Influenciadores digitais e seu impacto nas decisões de consumo

Enviada em 22/08/2021

A partir de inovações tecnológicas com a Terceira Revolução Industrial, foi permitido um movimento em massa de uso das redes sociais. Com essa ação, surgem em conjunto os influenciadores digitais (“digital influencers”, termo original proveniente do inglês), pessoas de grande reconhecimento social que proporcionam impactos contraditórios no ambiente virtual. Isso porque, ao mesmo tempo que podem ser fonte de informação sobre problemas atuais, são grandes estímulos de fomentação do consumismo no mundo. Conforme essa dualidade, urge-se por uma melhor análise da situação.

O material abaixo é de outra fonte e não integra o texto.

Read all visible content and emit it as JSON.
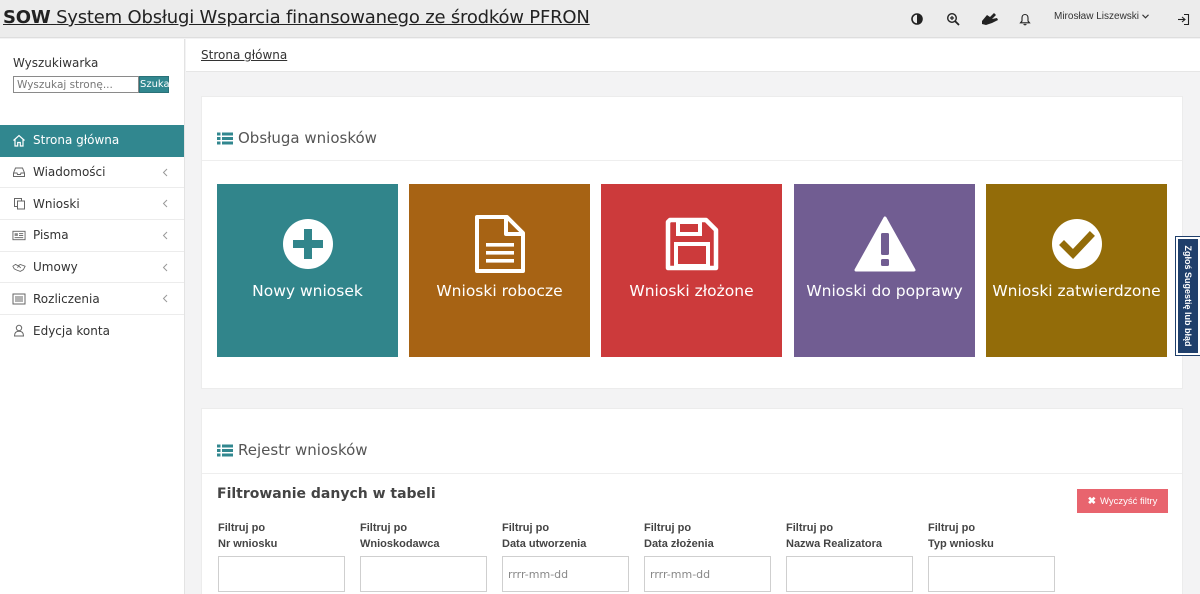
{
  "header": {
    "title_abbr": "SOW",
    "title_full": "System Obsługi Wsparcia finansowanego ze środków PFRON",
    "user_name": "Mirosław Liszewski",
    "icons": [
      "contrast-icon",
      "zoom-in-icon",
      "sign-language-icon",
      "bell-icon",
      "logout-icon"
    ]
  },
  "sidebar": {
    "search_label": "Wyszukiwarka",
    "search_placeholder": "Wyszukaj stronę...",
    "search_button": "Szukaj",
    "items": [
      {
        "label": "Strona główna",
        "icon": "home-icon",
        "active": true
      },
      {
        "label": "Wiadomości",
        "icon": "inbox-icon",
        "has_submenu": true
      },
      {
        "label": "Wnioski",
        "icon": "copy-icon",
        "has_submenu": true
      },
      {
        "label": "Pisma",
        "icon": "newspaper-icon",
        "has_submenu": true
      },
      {
        "label": "Umowy",
        "icon": "handshake-icon",
        "has_submenu": true
      },
      {
        "label": "Rozliczenia",
        "icon": "list-icon",
        "has_submenu": true
      },
      {
        "label": "Edycja konta",
        "icon": "user-icon"
      }
    ]
  },
  "breadcrumb": "Strona główna",
  "applications_panel": {
    "heading": "Obsługa wniosków",
    "tiles": [
      {
        "label": "Nowy wniosek",
        "icon": "plus-circle-icon",
        "color": "#31858b"
      },
      {
        "label": "Wnioski robocze",
        "icon": "document-icon",
        "color": "#a76314"
      },
      {
        "label": "Wnioski złożone",
        "icon": "floppy-disk-icon",
        "color": "#cc3a3b"
      },
      {
        "label": "Wnioski do poprawy",
        "icon": "warning-icon",
        "color": "#715d92"
      },
      {
        "label": "Wnioski zatwierdzone",
        "icon": "check-circle-icon",
        "color": "#936c09"
      }
    ]
  },
  "register_panel": {
    "heading": "Rejestr wniosków",
    "filter_title": "Filtrowanie danych w tabeli",
    "clear_button": "Wyczyść filtry",
    "filters": [
      {
        "line1": "Filtruj po",
        "line2": "Nr wniosku",
        "placeholder": ""
      },
      {
        "line1": "Filtruj po",
        "line2": "Wnioskodawca",
        "placeholder": ""
      },
      {
        "line1": "Filtruj po",
        "line2": "Data utworzenia",
        "placeholder": "rrrr-mm-dd"
      },
      {
        "line1": "Filtruj po",
        "line2": "Data złożenia",
        "placeholder": "rrrr-mm-dd"
      },
      {
        "line1": "Filtruj po",
        "line2": "Nazwa Realizatora",
        "placeholder": ""
      },
      {
        "line1": "Filtruj po",
        "line2": "Typ wniosku",
        "placeholder": ""
      }
    ]
  },
  "feedback_tab": "Zgłoś Sugestię lub błąd",
  "colors": {
    "accent": "#31878f",
    "clear_button": "#e8646e",
    "feedback_tab": "#1f3f6b"
  }
}
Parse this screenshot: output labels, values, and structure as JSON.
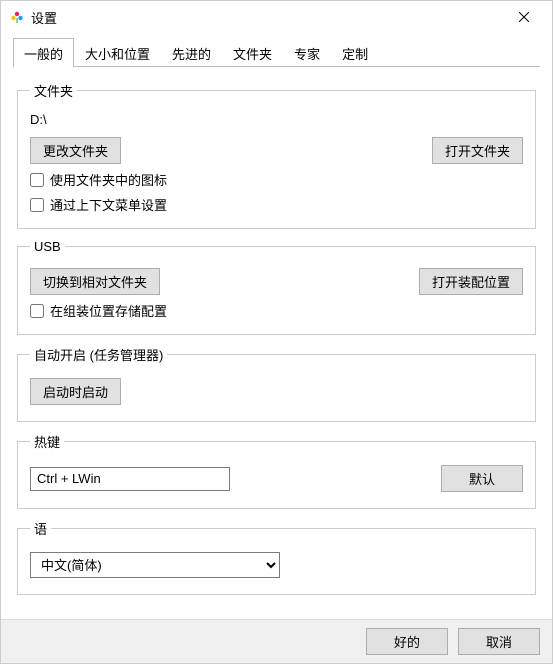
{
  "window": {
    "title": "设置"
  },
  "tabs": [
    {
      "label": "一般的",
      "active": true
    },
    {
      "label": "大小和位置",
      "active": false
    },
    {
      "label": "先进的",
      "active": false
    },
    {
      "label": "文件夹",
      "active": false
    },
    {
      "label": "专家",
      "active": false
    },
    {
      "label": "定制",
      "active": false
    }
  ],
  "folder_group": {
    "legend": "文件夹",
    "path": "D:\\",
    "change_button": "更改文件夹",
    "open_button": "打开文件夹",
    "chk_use_icons": "使用文件夹中的图标",
    "chk_context_menu": "通过上下文菜单设置"
  },
  "usb_group": {
    "legend": "USB",
    "switch_button": "切换到相对文件夹",
    "open_assembly_button": "打开装配位置",
    "chk_store_cfg": "在组装位置存储配置"
  },
  "autostart_group": {
    "legend": "自动开启 (任务管理器)",
    "start_button": "启动时启动"
  },
  "hotkey_group": {
    "legend": "热键",
    "value": "Ctrl + LWin",
    "default_button": "默认"
  },
  "language_group": {
    "legend": "语",
    "selected": "中文(简体)"
  },
  "footer": {
    "ok": "好的",
    "cancel": "取消"
  }
}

Inicialmente, é importante ressaltar a alta capacidade de engajamento de criadores de conteúdo como ferramenta de conscientização sobre temáticas sociais. Nesse contexto, a ativista Luísa Mell divulga sua iniciativa no resgate de animais em situação de maus tratos. Assim, Mell se aproveita da quantidade de seguidores que possui para alertá-los sobre essas práticas desumanas e intensificar denúncias sobre isso. Afinal, as mídias digitais se tornaram um dos principais veículos de comunicação com o público, garantindo maior visibilidade aos influencers e, portanto, permitindo uma discussão mais acessível, por mais que sejam poucas as pessoas a promoverem esse tipo de assunto.

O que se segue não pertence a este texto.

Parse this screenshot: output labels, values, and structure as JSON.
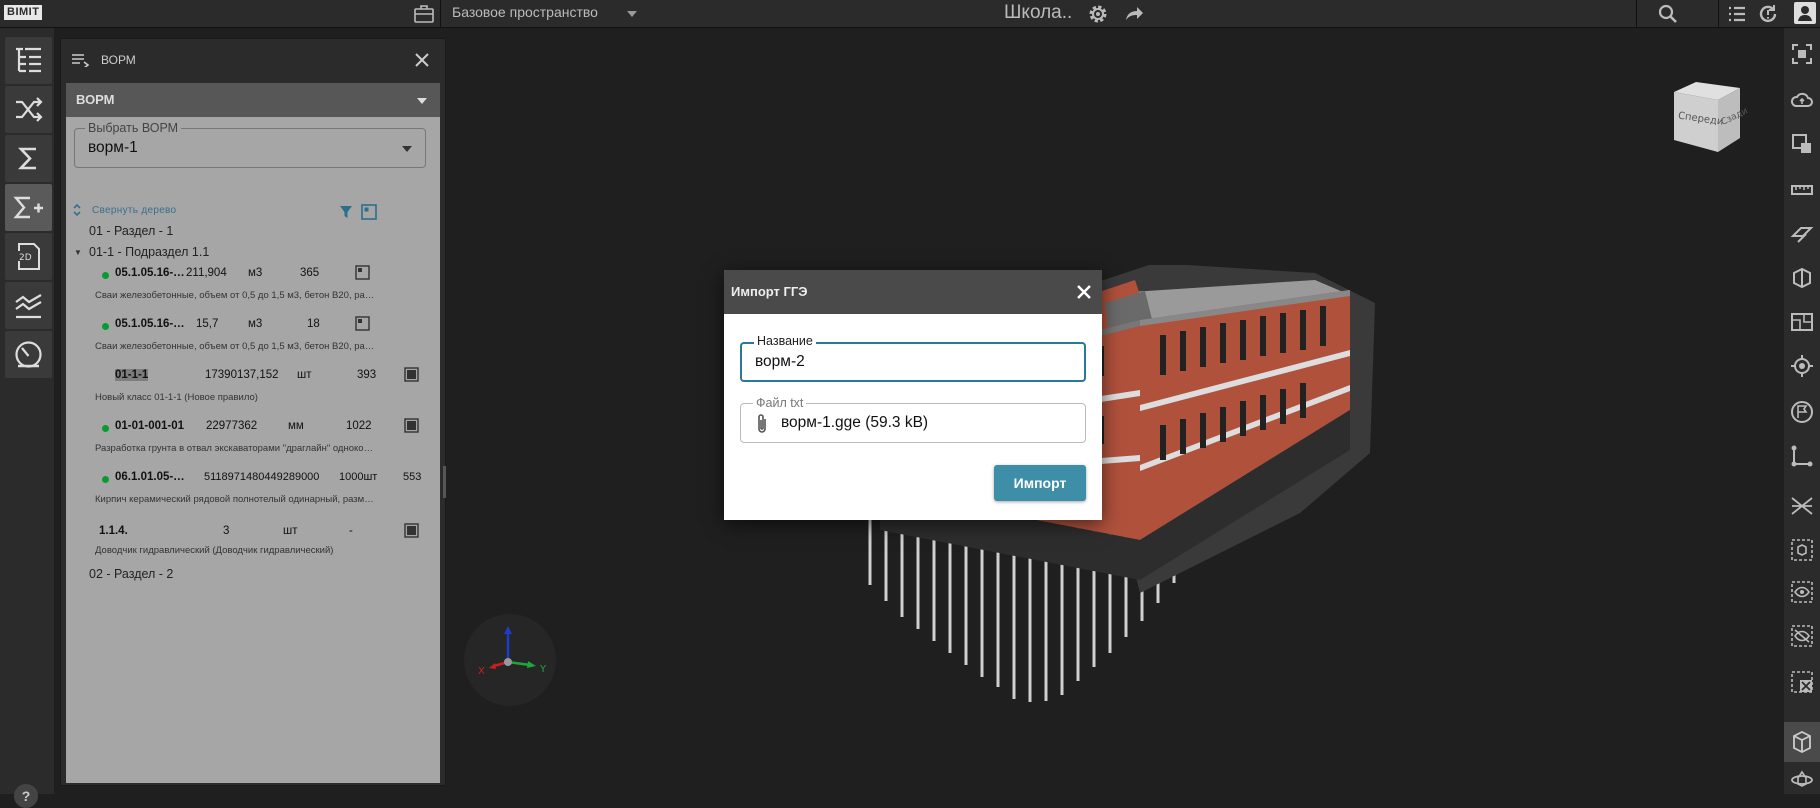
{
  "topbar": {
    "logo": "BIMIT",
    "workspace": "Базовое пространство",
    "project_name": "Школа.."
  },
  "panel": {
    "title": "ВОРМ",
    "section_title": "ВОРМ",
    "select": {
      "legend": "Выбрать ВОРМ",
      "value": "ворм-1"
    },
    "collapse_label": "Свернуть дерево",
    "tree": {
      "section1": "01 - Раздел - 1",
      "subsection1": "01-1 - Подраздел 1.1",
      "rows": [
        {
          "code": "05.1.05.16-…",
          "qty": "211,904",
          "unit": "м3",
          "count": "365",
          "desc": "Сваи железобетонные, объем от 0,5 до 1,5 м3, бетон B20, расход а…",
          "dot": true
        },
        {
          "code": "05.1.05.16-…",
          "qty": "15,7",
          "unit": "м3",
          "count": "18",
          "desc": "Сваи железобетонные, объем от 0,5 до 1,5 м3, бетон B20, расход а…",
          "dot": true
        },
        {
          "code": "01-1-1",
          "qty": "17390137,152",
          "unit": "шт",
          "count": "393",
          "desc": "Новый класс 01-1-1 (Новое правило)",
          "dot": true
        },
        {
          "code": "01-01-001-01",
          "qty": "22977362",
          "unit": "мм",
          "count": "1022",
          "desc": "Разработка грунта в отвал экскаваторами \"драглайн\" одноковшо…",
          "dot": true
        },
        {
          "code": "06.1.01.05-…",
          "qty": "5118971480449289000",
          "unit": "1000шт",
          "count": "553",
          "desc": "Кирпич керамический рядовой полнотелый одинарный, размеры…",
          "dot": true
        },
        {
          "code": "1.1.4.",
          "qty": "3",
          "unit": "шт",
          "count": "-",
          "desc": "Доводчик гидравлический (Доводчик гидравлический)",
          "dot": false
        }
      ],
      "section2": "02 - Раздел - 2"
    }
  },
  "viewcube": {
    "face1": "Спереди",
    "face2": "Сзади"
  },
  "axes": {
    "x": "X",
    "y": "Y"
  },
  "dialog": {
    "title": "Импорт ГГЭ",
    "name_legend": "Название",
    "name_value": "ворм-2",
    "file_legend": "Файл txt",
    "file_value": "ворм-1.gge (59.3 kB)",
    "import_label": "Импорт"
  },
  "help_label": "?",
  "icons": {
    "left": [
      "tree-structure-icon",
      "shuffle-icon",
      "sigma-icon",
      "sigma-plus-icon",
      "drawing-2d-icon",
      "chart-lines-icon",
      "gauge-icon"
    ],
    "right": [
      "fit-view-icon",
      "cloud-sync-icon",
      "selection-tool-icon",
      "ruler-icon",
      "section-plane-icon",
      "section-box-icon",
      "floor-plan-icon",
      "locate-icon",
      "navigation-flag-icon",
      "measure-points-icon",
      "cross-section-icon",
      "isolate-box-icon",
      "show-eye-icon",
      "hide-eye-icon",
      "clear-selection-icon",
      "cube-view-icon",
      "orbit-icon"
    ]
  },
  "colors": {
    "accent": "#3d8ea6",
    "status_green": "#0a9a32",
    "panel_bg": "#a6a6a6",
    "brick": "#b0513c"
  }
}
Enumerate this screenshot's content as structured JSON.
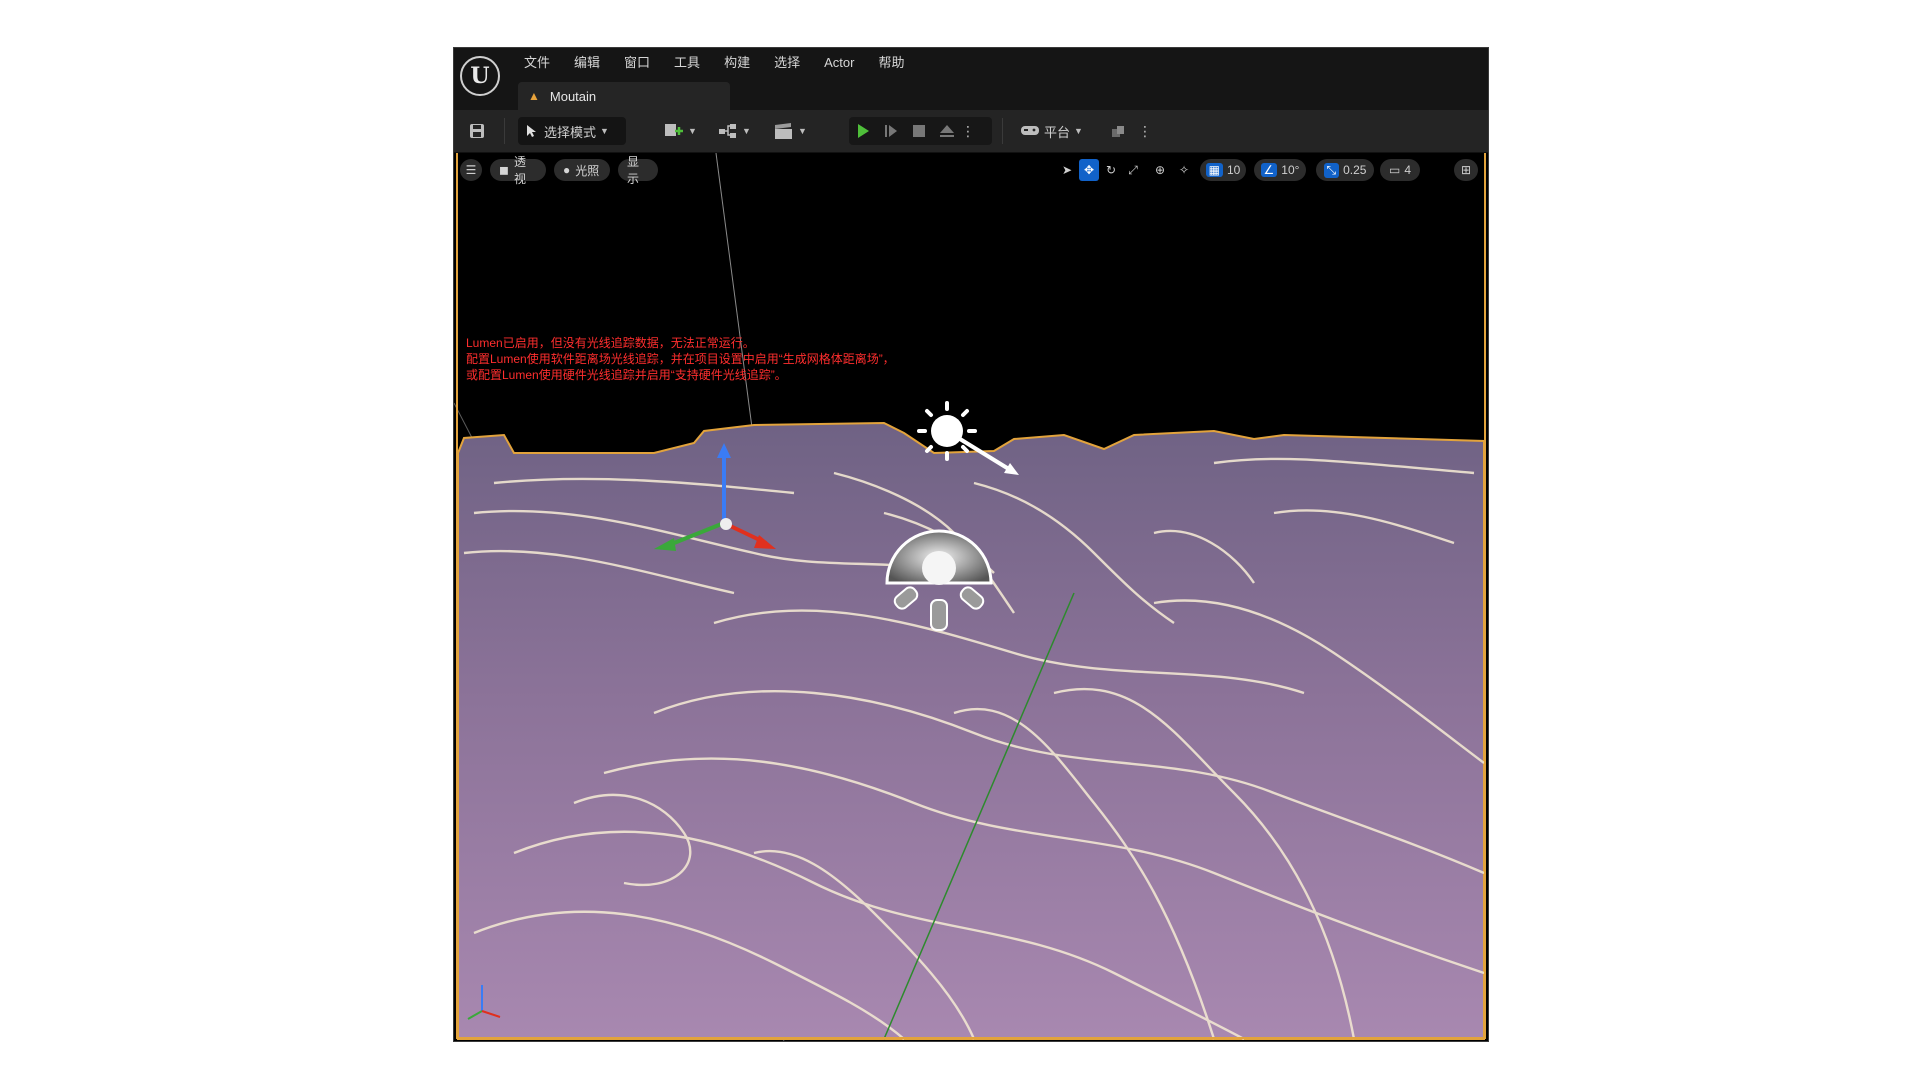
{
  "menu": {
    "items": [
      "文件",
      "编辑",
      "窗口",
      "工具",
      "构建",
      "选择",
      "Actor",
      "帮助"
    ]
  },
  "logo_text": "U",
  "tab": {
    "label": "Moutain"
  },
  "toolbar": {
    "mode_label": "选择模式",
    "platform_label": "平台"
  },
  "viewport": {
    "perspective_label": "透视",
    "lighting_label": "光照",
    "show_label": "显示",
    "grid_snap_value": "10",
    "rotate_snap_value": "10°",
    "scale_snap_value": "0.25",
    "camera_speed_value": "4"
  },
  "warning": {
    "line1": "Lumen已启用，但没有光线追踪数据，无法正常运行。",
    "line2": "配置Lumen使用软件距离场光线追踪，并在项目设置中启用“生成网格体距离场”，",
    "line3": "或配置Lumen使用硬件光线追踪并启用“支持硬件光线追踪”。"
  },
  "colors": {
    "accent_blue": "#1162c9",
    "play_green": "#4fbf3a",
    "selection_orange": "#e2a33c",
    "warning_red": "#ff2e2e",
    "terrain_purple": "#9b7fa8"
  }
}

Por outro lado, é evidente o papel dos influenciadores digitais sobre o consumismo desenfreado. Em função desse mesmo alcance virtual, muitos desses criadores ganham parcerias com empresas e constantemente divulgam novos produtos em redes como o “Tik Tok” e “Instagram”, método extremamente eficiente para o incentivo a compra do que está sendo apresentado. Tal situação é explicada pelo conceito de “Modernidade Líquida” de Zygmunt Bauman, ao afirmar sobre a maleabilidade social sobre até mesmo as preferências das pessoas inseridas em um meio. Nessa perspectiva, digital influencers se encontram no centro dessa modernidade afirmada por Bauman ao ditar as próximas tendências e frequentemente incentivar compras impulsivas na sociedade. Com isso, cria-se um ciclo consumista em massa, fomentando padrões impostos pela mídia através de uma prática não saudável para o comprador.

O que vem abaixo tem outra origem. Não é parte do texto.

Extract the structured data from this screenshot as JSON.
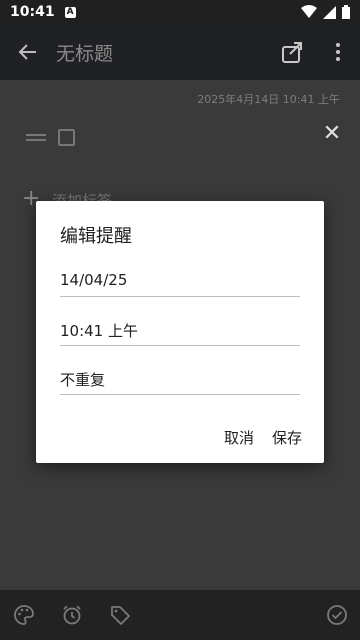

Dessa forma, se torna perceptível a necessidade de medidas que combatam o consumismo e aumente atitudes de engajamento midiático de viés social como a de Luísa Mell. Primeiramente, é dever da Organização das Nações Unidas incentivar influenciadores digitais a conscientizar seguidores sobre problemas sociais por meio da convocação dessas pessoas a palestras sobre, por exemplo, o impacto de práticas negativas em redes sociais, como o consumismo. O objetivo é informar a população, além de promover o melhor ambiente possível nas redes sociais, e assim caminhar para um futuro melhor no mundo.